53 Fakat işte, şeytan beni kandırdı; çünkü bana bir melek şeklinde görünüp: “Git, bu halkı doğru yola getir; çünkü onların hepsi doğru yoldan sapıp bilinmeyen bir tanrının peşine düştüler” dedi. Ve bana: “Tanrı yoktur!” dedi. Evet ve bana ne söylemem gerektiğini öğretti. Ve ben onun sözlerini öğrettim ve onları bedensel düşüncelere hoş geldiği için öğrettim; ve büyük başarı elde edinceye kadar bu sözleri öğrettim; öyle ki onların doğru olduğuna hakikaten inandım; ve bu yüzden bu büyük laneti üzerime getirinceye kadar hakikate karşı durdum.
54 Şimdi o bunu söyledikten sonra, bu lanetin üzerinden kaldırılması için Alma’nın Tanrı’ya dua etmesini rica etti.
55 Fakat Alma ona: “Eğer bu lanet senden alınacak olursa, sen yine bu halkın yüreklerini aldatırsın; bu yüzden Rab ne isterse o olacaktır” dedi.
56 Ve öyle oldu ki bu lanet Korihor’un üzerinden alınmadı; fakat oradan kovuldu; ve evden eve gidip yiyeceği için dilenir oldu.
57 Şimdi Korihor’un başına gelenlerin haberi derhal bütün ülkede ilan edildi; evet, başhakim tarafından ülkedeki bütün halka bir bildiri gönderildi; bu bildiri, Korihor’un sözlerine inanmış olanların çok çabuk tövbe etmelerini, yoksa aynı yargıların onların üzerine de geleceğini beyan ediyordu.
58 Ve öyle oldu ki onların hepsi Korihor’un kötülükleri hakkında ikna oldular; bu yüzden onların hepsi tekrar Rab’be döndüler; ve bu, Korihor’un işlediği türdeki kötülüklerin sonunu getirdi. Ve Korihor ise evden eve gidip karnını doyurabilmek için yiyecek dilendi.

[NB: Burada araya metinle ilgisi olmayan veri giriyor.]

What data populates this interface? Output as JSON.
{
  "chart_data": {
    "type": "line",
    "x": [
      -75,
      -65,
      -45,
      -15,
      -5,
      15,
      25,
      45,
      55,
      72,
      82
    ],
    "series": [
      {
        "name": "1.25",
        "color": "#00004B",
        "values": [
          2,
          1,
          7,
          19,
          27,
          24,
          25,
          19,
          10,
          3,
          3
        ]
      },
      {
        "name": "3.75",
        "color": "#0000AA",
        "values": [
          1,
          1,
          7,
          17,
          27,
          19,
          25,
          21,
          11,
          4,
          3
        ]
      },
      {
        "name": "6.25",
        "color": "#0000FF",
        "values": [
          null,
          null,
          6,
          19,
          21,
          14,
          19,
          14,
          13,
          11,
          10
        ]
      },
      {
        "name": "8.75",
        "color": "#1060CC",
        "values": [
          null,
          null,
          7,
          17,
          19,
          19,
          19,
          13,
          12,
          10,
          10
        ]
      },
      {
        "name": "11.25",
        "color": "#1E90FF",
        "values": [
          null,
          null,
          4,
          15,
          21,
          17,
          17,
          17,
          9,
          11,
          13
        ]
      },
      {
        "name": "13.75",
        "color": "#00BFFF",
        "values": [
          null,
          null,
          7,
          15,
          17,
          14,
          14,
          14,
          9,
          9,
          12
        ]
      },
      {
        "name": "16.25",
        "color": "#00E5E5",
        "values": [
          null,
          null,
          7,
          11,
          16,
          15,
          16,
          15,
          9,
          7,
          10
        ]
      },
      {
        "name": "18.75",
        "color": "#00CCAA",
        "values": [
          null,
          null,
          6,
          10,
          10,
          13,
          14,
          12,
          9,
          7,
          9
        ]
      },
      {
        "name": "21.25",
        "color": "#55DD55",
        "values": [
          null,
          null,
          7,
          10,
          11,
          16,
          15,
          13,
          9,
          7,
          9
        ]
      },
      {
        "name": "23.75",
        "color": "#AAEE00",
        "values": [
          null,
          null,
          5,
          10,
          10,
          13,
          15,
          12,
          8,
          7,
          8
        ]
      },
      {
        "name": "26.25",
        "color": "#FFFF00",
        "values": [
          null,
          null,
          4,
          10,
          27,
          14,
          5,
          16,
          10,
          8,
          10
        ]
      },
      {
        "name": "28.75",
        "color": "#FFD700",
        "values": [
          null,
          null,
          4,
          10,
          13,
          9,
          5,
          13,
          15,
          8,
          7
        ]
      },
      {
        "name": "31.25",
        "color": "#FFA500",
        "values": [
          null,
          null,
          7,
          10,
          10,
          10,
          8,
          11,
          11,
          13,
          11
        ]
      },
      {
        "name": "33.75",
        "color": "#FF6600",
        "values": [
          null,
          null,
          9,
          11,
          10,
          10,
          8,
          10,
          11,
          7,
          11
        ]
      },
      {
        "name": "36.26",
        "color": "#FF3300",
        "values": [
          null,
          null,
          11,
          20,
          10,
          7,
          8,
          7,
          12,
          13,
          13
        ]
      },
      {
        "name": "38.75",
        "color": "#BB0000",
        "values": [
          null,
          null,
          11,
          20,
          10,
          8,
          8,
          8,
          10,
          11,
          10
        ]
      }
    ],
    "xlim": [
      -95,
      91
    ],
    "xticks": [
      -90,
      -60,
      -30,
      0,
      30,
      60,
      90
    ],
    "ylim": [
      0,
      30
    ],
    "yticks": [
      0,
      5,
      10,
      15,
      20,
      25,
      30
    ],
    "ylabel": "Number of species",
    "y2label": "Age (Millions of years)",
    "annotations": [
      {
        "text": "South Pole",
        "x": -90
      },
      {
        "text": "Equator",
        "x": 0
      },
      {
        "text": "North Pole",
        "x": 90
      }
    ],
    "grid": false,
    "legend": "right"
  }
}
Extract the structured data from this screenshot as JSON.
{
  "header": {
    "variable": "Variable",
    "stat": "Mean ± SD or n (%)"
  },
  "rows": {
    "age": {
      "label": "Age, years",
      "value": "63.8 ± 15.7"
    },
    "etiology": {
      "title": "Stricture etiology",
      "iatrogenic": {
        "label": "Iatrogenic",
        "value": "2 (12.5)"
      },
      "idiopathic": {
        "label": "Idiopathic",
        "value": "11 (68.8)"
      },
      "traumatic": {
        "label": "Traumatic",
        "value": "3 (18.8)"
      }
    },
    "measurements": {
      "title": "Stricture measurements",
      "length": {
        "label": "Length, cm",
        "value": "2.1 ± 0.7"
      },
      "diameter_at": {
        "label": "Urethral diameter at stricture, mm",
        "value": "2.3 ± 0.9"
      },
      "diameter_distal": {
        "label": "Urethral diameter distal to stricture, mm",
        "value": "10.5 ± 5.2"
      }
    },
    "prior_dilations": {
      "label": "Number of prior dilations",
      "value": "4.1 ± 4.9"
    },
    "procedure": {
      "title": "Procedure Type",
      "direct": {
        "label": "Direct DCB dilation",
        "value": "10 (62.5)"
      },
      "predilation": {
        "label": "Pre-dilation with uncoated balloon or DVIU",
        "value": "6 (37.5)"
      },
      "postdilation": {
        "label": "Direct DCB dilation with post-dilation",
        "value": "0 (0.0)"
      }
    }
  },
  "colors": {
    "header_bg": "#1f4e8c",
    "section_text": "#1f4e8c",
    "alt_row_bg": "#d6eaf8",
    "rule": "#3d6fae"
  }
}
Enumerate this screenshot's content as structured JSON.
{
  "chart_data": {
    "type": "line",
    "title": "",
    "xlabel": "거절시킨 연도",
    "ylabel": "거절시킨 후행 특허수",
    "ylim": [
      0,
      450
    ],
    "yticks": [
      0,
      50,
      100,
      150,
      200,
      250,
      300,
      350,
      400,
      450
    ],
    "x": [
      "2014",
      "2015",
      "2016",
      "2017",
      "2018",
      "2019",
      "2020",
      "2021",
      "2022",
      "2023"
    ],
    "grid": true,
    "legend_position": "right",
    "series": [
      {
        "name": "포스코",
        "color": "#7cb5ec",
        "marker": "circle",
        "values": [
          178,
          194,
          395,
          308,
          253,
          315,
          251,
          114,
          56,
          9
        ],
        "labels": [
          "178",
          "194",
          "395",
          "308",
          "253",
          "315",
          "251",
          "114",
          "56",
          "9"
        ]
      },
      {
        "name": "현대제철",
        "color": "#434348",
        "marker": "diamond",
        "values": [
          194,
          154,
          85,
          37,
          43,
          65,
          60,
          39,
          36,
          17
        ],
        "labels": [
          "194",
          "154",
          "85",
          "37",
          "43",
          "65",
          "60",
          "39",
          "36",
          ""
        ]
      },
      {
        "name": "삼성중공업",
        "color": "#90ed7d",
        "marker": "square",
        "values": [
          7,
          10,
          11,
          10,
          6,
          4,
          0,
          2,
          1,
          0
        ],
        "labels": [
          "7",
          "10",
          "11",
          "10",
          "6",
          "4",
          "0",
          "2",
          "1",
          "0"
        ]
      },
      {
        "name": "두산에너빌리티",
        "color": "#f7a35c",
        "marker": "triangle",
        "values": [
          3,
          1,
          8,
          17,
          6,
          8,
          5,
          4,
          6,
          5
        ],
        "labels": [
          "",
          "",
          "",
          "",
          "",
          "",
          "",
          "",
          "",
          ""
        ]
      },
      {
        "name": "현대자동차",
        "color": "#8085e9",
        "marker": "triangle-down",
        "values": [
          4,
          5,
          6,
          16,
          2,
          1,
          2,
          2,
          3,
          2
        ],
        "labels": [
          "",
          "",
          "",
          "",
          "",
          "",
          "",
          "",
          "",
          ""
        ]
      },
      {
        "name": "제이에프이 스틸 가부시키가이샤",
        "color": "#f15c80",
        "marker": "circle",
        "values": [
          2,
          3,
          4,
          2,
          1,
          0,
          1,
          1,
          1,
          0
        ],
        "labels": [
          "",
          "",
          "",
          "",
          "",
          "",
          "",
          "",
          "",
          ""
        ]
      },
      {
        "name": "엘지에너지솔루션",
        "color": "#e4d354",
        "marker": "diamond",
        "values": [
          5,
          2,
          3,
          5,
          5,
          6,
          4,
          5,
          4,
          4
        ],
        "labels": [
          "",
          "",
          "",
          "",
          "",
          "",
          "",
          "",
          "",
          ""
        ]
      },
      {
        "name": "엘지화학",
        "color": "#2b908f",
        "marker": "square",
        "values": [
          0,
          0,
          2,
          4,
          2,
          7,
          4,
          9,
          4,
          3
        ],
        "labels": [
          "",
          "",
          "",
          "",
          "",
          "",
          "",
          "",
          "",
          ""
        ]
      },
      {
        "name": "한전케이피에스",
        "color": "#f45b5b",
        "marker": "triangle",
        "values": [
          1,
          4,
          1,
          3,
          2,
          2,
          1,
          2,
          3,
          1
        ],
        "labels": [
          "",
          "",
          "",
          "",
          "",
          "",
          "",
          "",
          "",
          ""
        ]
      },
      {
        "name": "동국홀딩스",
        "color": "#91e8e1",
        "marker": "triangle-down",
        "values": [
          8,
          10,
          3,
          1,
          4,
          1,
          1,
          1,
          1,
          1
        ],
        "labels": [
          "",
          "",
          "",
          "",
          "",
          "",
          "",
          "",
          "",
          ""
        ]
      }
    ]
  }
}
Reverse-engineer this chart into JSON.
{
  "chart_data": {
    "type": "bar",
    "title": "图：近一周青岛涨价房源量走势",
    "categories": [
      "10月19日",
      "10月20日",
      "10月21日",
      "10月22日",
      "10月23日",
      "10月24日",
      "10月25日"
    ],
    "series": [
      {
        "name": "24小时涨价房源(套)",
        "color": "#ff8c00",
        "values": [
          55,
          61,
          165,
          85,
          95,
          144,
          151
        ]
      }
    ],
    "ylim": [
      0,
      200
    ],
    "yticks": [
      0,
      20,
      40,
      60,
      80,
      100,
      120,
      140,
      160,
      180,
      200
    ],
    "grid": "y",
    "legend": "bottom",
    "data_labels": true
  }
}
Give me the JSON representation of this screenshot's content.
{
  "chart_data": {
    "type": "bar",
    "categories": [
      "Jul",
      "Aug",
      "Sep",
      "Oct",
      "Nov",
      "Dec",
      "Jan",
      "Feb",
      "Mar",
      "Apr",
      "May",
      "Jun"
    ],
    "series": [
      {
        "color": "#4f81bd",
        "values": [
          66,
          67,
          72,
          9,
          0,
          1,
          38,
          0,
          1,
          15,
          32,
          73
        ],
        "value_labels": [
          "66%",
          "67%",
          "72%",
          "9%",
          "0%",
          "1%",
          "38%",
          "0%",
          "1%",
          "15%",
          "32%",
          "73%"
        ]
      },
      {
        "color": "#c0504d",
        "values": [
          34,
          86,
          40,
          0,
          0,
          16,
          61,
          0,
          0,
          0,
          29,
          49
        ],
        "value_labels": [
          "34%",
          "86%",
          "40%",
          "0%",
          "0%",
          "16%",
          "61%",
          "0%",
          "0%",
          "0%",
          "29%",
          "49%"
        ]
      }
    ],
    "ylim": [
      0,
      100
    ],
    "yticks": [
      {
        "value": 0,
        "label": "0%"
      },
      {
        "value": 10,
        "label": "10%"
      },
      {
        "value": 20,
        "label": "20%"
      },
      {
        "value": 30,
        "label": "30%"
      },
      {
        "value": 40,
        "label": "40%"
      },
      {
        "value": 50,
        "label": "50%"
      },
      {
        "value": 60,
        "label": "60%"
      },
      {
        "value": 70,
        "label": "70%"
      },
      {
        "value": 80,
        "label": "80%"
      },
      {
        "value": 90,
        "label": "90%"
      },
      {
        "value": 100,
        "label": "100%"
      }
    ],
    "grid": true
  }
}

59 Ve öyle oldu ki Korihor, halkın arasında, evet, Nefililer’den ayrılmış olup Zoram adında bir adam tarafından yönetilen ve Zoramlılar adını alan bir halkın arasında dolaşırken—ve onların arasında dolaşırken, işte, üstünden geçildi ve ayaklar altında çiğnenip can verdi.
60 Ve biz böylece Rab’bin yollarını saptıranların sonunun nasıl olacağını görüyoruz; ve böylece şeytanın son günde kendi çocuklarına destek olmayacağını, ama onları alelâcele cehenneme çekeceğini görüyoruz.